The fund used to defend the U.S. dollar in global foreign exchange markets suffered a multimillion-dollar loss in 2003 because of accounting maneuvers used to avoid the federal debt ceiling, a Congressional watchdog agency said on Thursday.
In February 2003, while Treasury awaited the annual flood of April income tax receipts, it announced a debt issuance suspension period, allowing the Treasury Secretary to take special steps to avoid issuing more debt than Congress had allowed.
"Because (the Exchange Stabilization Fund’s) obligations are considered part of the federal government’s outstanding debt subject to the debt ceiling, that debt is reduced when the Secretary of the Treasury does not reinvest ESF’s maturing obligations. Since the ESF was not fully invested in Treasury obligations, it incurred interest losses of $3.6 million during the 2003 debt issuance suspension period," the General Accounting Office said in a report.
"Treasury does not have statutory authority to restore these interest losses," the GAO said in the report looking at actions the Treasury Department took to forestall piercing the Congressionally set debt limit.
Many of those steps involved not rolling over some maturing debt held by federal retirement funds and the ESF, which serves as the reserve fund the U.S. government taps when it intervenes in global currency markets to defend the dollar or prop up another currency.
In addition, the GAO also warned that the possible long-term gains or losses to a federal retirement fund and the Federal Finance Bank because of similar moves may not be known for years.
"Regardless of whether they sustain any additional gains or losses over the long term, the Civil Service fund, FFB and the Treasury general fund incurred increased risks of gains or losses that they would not have incurred if these transactions had not occurred," the GAO said.
The debt limit was eventually raised to $7.384 trillion on May 27, 2003, the second time it has been increased during President George W. Bush’s tenure.
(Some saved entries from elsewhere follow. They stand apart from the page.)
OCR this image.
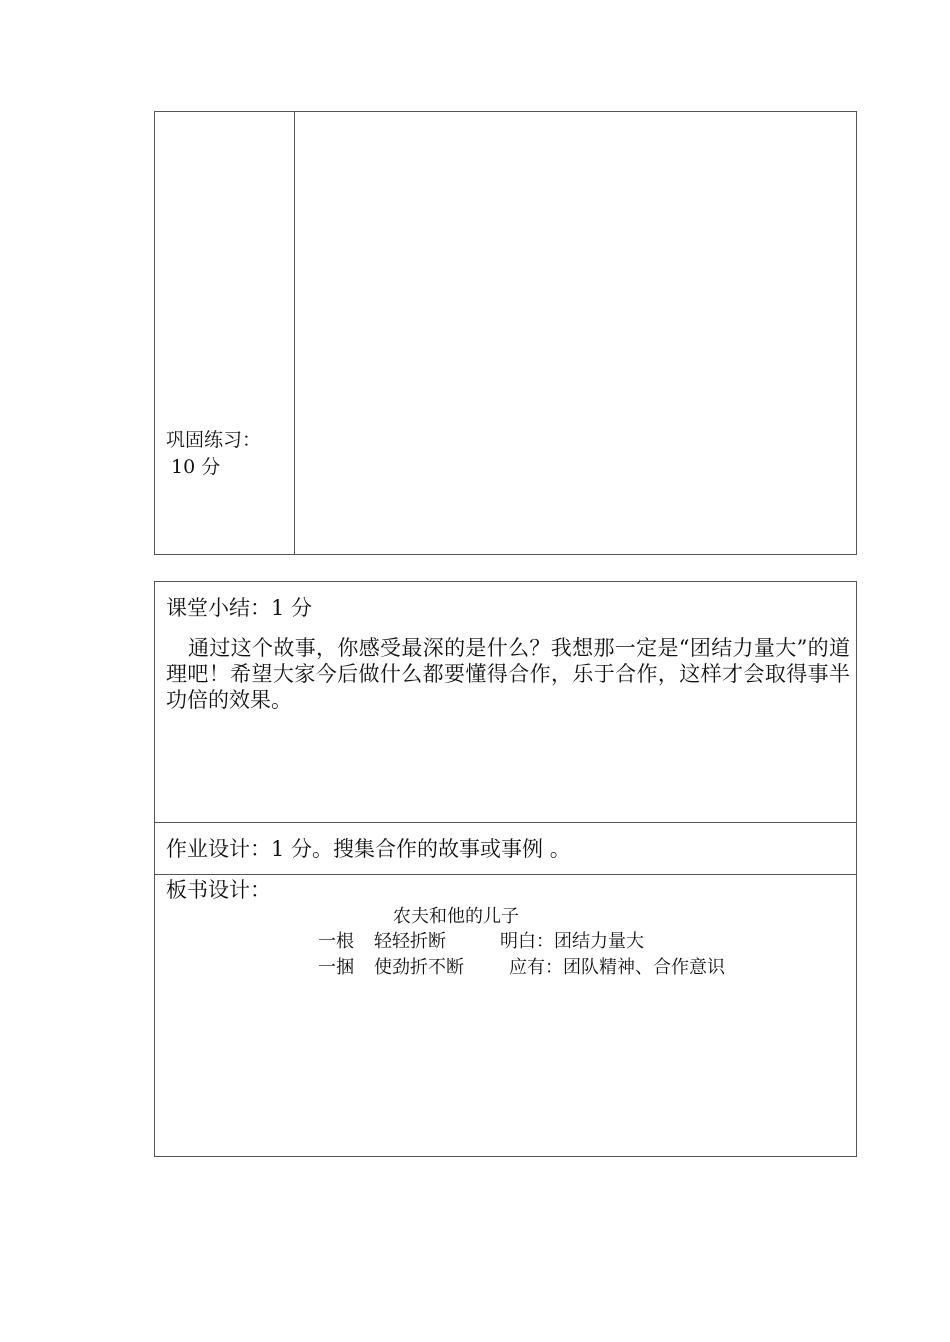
巩固练习：
10 分
课堂小结：1 分
通过这个故事，你感受最深的是什么？我想那一定是“团结力量大”的道理吧！希望大家今后做什么都要懂得合作，乐于合作，这样才会取得事半功倍的效果。
作业设计：1 分。搜集合作的故事或事例 。
板书设计：
农夫和他的儿子
一根 轻轻折断	明白：团结力量大
一捆 使劲折不断	应有：团队精神、合作意识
On Thursday, Treasury Secretary John Snow warned lawmakers they may need to increase the limit again by late summer.
As of May 14, 2004, the ESF held about $81.04 billion, including about $23.17 billion in foreign currency reserves. The law gives the Treasury Secretary wide latitude in how ESF is used. In 1995, former Treasury Secretary Robert Rubin used it to offer loan to Mexico, over the loud objections of many Republicans.
Still, the GAO said Treasury had acted "consistent with legal authorities provided to the Secretary" in the matter.